Giro de Itália: “Piano, piano arriviamo”

Giro de Itália: “Piano, piano arriviamo”

O Giro de Itália começou na Hungria, depois foi à Sicília e ao sexto dia levou-nos à Calábria, praticamente na ponta da bota.

Foram precisas oito etapas – com sete vencedores diferentes já que só Démare repetiu triunfo – e quase 1500 quilómetros percorridos para a classificação geral mexer a sério.

Nas grandes voltas é assim

Intermináveis jornadas na planície húngara, o Etna com famoso vento de frente que afugenta ataques e os dias de sprint onde demoramos cinco horas a atingir um clímax que dura menos de minuto, tudo isto é compensado por dias como o do Blockhaus.

Blockhaus, etapa de alta montanha das antigas

5000 metros de acumulado, quase 200 quilómetros e dupla ascensão a La Majella. Assim chamavam os residentes desta parte dos Abruzos ao seu gigante, até que Vincenzo Torriani – diretor do Giro de Itália durante mais de 40 anos teve a genial ideia de recuperar o nome original da montanha, que um comandante alemão batizou como Blockhaus na segunda metade do século 19.

“Blockhaus!” Só de ouvir faz estremecer qualquer um.
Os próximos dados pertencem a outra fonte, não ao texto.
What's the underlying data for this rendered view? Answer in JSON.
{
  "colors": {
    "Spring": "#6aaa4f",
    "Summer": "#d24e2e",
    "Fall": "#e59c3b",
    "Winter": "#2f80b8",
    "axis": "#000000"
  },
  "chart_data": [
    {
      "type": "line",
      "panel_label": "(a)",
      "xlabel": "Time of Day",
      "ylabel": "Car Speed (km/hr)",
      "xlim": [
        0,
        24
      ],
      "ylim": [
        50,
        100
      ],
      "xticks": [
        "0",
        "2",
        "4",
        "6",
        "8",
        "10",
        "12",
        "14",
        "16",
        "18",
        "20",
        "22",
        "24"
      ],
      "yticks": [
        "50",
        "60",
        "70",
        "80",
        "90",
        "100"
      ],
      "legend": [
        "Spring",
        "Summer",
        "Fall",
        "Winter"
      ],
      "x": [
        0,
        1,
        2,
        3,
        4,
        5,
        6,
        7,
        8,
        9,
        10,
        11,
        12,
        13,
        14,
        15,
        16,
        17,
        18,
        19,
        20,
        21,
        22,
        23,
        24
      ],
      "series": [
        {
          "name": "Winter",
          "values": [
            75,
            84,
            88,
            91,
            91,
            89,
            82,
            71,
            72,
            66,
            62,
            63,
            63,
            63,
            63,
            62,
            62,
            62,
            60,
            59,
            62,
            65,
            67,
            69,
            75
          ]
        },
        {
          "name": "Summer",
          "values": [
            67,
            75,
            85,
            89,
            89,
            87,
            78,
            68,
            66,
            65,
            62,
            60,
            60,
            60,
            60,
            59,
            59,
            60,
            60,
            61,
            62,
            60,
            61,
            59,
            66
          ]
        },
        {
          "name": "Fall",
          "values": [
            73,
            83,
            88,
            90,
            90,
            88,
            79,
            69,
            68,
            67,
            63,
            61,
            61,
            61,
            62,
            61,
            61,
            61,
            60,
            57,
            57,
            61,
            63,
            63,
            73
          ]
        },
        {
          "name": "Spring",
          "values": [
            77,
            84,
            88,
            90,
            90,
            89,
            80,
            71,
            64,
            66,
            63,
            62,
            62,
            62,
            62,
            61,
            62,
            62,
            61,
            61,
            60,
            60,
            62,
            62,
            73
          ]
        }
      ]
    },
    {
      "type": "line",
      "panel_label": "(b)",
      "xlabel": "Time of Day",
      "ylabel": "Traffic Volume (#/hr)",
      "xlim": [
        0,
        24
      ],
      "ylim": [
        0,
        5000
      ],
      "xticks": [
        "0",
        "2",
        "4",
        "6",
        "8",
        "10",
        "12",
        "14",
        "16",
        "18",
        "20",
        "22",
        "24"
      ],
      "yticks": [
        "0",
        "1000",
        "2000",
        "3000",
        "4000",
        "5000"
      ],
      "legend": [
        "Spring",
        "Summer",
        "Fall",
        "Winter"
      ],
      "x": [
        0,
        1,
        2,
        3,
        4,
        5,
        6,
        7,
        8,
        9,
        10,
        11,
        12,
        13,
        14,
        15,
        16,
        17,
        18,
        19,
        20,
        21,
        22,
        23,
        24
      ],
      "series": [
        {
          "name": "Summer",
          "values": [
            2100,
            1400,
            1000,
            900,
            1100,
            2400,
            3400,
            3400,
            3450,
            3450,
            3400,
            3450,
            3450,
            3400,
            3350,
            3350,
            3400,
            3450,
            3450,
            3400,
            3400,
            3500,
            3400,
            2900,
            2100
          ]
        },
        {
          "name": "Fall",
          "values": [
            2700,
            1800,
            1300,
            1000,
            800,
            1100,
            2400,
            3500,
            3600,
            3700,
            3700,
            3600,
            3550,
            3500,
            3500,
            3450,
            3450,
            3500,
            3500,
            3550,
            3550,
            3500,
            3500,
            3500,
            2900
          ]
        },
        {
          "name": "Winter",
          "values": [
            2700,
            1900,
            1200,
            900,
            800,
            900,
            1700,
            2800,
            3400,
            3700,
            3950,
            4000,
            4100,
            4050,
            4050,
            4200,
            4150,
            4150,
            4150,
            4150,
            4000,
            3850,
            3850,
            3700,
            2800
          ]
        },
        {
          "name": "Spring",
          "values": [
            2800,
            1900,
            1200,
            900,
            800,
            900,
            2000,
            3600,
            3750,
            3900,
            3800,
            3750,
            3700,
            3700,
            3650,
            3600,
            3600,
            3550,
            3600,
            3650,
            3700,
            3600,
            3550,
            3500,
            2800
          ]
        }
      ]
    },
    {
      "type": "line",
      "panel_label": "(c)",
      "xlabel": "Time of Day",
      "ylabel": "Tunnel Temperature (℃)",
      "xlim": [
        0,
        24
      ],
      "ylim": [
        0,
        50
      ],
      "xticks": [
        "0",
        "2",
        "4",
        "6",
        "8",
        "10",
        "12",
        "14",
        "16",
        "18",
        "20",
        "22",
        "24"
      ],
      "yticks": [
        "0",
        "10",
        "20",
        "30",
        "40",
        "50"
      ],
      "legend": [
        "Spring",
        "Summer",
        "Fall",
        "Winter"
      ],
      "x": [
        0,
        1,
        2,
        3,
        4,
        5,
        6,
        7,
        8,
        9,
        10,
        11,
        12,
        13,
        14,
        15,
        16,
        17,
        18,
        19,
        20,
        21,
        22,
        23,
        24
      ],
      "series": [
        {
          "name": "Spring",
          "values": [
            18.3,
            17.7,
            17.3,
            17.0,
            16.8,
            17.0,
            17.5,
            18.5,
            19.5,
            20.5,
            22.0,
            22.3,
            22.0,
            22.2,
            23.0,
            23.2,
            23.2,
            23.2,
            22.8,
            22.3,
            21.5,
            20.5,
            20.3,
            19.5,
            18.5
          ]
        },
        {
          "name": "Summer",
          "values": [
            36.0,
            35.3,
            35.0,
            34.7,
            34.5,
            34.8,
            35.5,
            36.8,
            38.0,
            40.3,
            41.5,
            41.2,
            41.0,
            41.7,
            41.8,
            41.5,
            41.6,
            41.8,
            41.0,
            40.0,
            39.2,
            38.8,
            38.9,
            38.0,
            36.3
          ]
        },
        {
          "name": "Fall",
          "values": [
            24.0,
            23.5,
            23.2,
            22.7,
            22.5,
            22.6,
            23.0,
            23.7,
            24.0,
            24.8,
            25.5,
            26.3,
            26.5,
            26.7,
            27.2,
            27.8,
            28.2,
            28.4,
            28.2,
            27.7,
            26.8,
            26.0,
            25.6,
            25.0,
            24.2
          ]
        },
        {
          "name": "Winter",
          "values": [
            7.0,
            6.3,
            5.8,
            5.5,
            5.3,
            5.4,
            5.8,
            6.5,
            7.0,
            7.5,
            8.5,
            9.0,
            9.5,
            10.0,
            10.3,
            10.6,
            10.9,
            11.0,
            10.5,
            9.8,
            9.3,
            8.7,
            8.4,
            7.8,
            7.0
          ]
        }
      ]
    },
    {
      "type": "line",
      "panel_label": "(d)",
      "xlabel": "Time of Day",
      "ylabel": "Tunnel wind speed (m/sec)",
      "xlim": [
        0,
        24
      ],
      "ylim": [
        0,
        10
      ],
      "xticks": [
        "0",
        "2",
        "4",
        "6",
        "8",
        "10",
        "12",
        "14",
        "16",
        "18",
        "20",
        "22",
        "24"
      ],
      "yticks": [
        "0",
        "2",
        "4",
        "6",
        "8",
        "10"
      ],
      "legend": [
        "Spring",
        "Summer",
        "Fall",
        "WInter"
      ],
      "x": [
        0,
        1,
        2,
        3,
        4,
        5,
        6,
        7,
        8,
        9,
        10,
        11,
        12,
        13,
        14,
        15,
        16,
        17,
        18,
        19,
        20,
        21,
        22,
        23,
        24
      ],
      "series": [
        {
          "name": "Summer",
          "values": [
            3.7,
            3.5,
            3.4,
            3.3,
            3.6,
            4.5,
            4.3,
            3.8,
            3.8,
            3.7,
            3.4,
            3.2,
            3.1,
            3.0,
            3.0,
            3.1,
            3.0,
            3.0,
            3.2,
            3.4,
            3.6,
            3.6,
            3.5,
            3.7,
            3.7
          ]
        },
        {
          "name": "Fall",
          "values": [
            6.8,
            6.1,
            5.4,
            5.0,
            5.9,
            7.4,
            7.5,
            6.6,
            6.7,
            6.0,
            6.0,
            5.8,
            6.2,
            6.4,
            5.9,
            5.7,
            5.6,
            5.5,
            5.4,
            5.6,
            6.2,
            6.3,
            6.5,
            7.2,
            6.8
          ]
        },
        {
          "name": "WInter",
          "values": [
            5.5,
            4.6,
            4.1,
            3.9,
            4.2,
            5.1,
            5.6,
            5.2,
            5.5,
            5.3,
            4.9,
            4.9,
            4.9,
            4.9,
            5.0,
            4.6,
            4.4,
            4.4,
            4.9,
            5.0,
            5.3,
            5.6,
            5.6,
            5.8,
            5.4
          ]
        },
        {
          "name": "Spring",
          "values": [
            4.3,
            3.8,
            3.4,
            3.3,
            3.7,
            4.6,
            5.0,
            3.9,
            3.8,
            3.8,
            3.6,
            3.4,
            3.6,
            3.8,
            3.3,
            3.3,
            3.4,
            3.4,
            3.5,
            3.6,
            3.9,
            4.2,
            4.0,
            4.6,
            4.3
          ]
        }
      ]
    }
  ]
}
Se a La Majella podemos ir de pic nic com os miúdos, no Blockhaus só encontramos sofrimento. Torriani tinha razão, vende muito mais a versão germânica.

O ciclismo é o desporto das redundâncias. Etapas entre localidades vizinhas que duram um dia inteiro, montanhas que servem de sala das torturas pelo sobe e desce constante.

A 9ª etapa acabou com uma subida ao Passo Lanciano (1308 metros) pela vertente menos dura de Fara Filorum Petri, levou depois os corredores a descerem, apenas para voltarem a subir por um caminho mais extenso e inclinado até aos 1664 metros no topo do Blockhaus.

João Almeida perdeu a inocência em 2020. Quinze dias de “maglia” rosa são o equivalente a aprender inglês, francês e chinês num curso intensivo de verão. E pelo meio tirar a carta de condução. Já não se deixa enganar pelas artimanhas do velho Torriani. Almeida sabia que mesmo com nomes diferentes tinha pela frente dois Blockhaus.

Em 2020 a Pantera das Caldas também aprendeu outra lição: o Giro de Itália não se ganha à 9ª etapa – a não ser que o atleta se chame Pogacar ou Bernal. Cedo entendeu que não ia ganhar, mas deu um recital de autocontrolo, autoconhecimento e maturidade. Fundamentos básicos de um campeão.

Não entrou em pânico perante o comboio de montanha da Ineos. Não tremeu quando a Bahrain acelerou para Landa, sem se preocupar que Bilbao descolava [perderia 1:08]. Pelo meio viu Yates, Dumoulin, Carthy, Kelderman, Sosa e Ciccone cavarem um buraco do que não vai ser fácil sair.

João Almeida revelou que, a ritmo, poucos estão a subir melhor do que ele. A cada ataque lá estava ele, impávido e sereno. “Pero que es esto parce?”, pensaria Carapaz. “Me cago en todo!”, diria Landa. “C’est pas posible…”, lamentaria Bardet. Foram eles os mais fortes na subida e mesmo assim não ganharam tempo ao português.

No final ganhou Jai Hindley, balde de água fria para Ineos e Bahrain. O australiano colou-se à roda de Almeida e colocou para trás das costas dois anos de decepções após perder o Giro de Itália no último dia.

A Bora-Hansgrohe plantou a bandeira da Alemanha no Blockhaus! Era um sacrilégio que o país que deu o nome ao “Juiz dos Abruzzos” não o tivesse ainda conquistado de bicicleta.

Quanto a João Almeida, vai dando passos pela certa, sabendo que nem é o melhor escalador nem traz a equipa mais forte.

Como é que pode ganhar o Giro d’Itália?

Simples: estando sempre lá, sendo a sombra dos rivais, o pesadelo dos diretores desportivos, a pedra no sapato e aquele que não desarma nem quando parece ir no elástico. Em suma, com inteligência e uma capacidade de sofrer superior aos demais. A corrida está aberta e não parece haver um virtuoso.

Italianos e portugueses partilham o gosto por refrões e sabedoria popular. Lá diz-se “piano, piano arriviamo”, o nosso “devagar se vai ao longe”.

Até Verona a jornada é longa, mas por agora já sentimos que valeu a pena esperar nove dias para continuar a sonhar. Com o quê? Pódio, vitória? Sendo honesto, pouco me importa. Quarenta anos depois de Joaquim Agostinho temos um ciclista capaz de competir contra os melhores voltistas do mundo. Eu nunca vi Agostinho, mas este domingo pude desfrutar com Almeida. Essa é a notícia.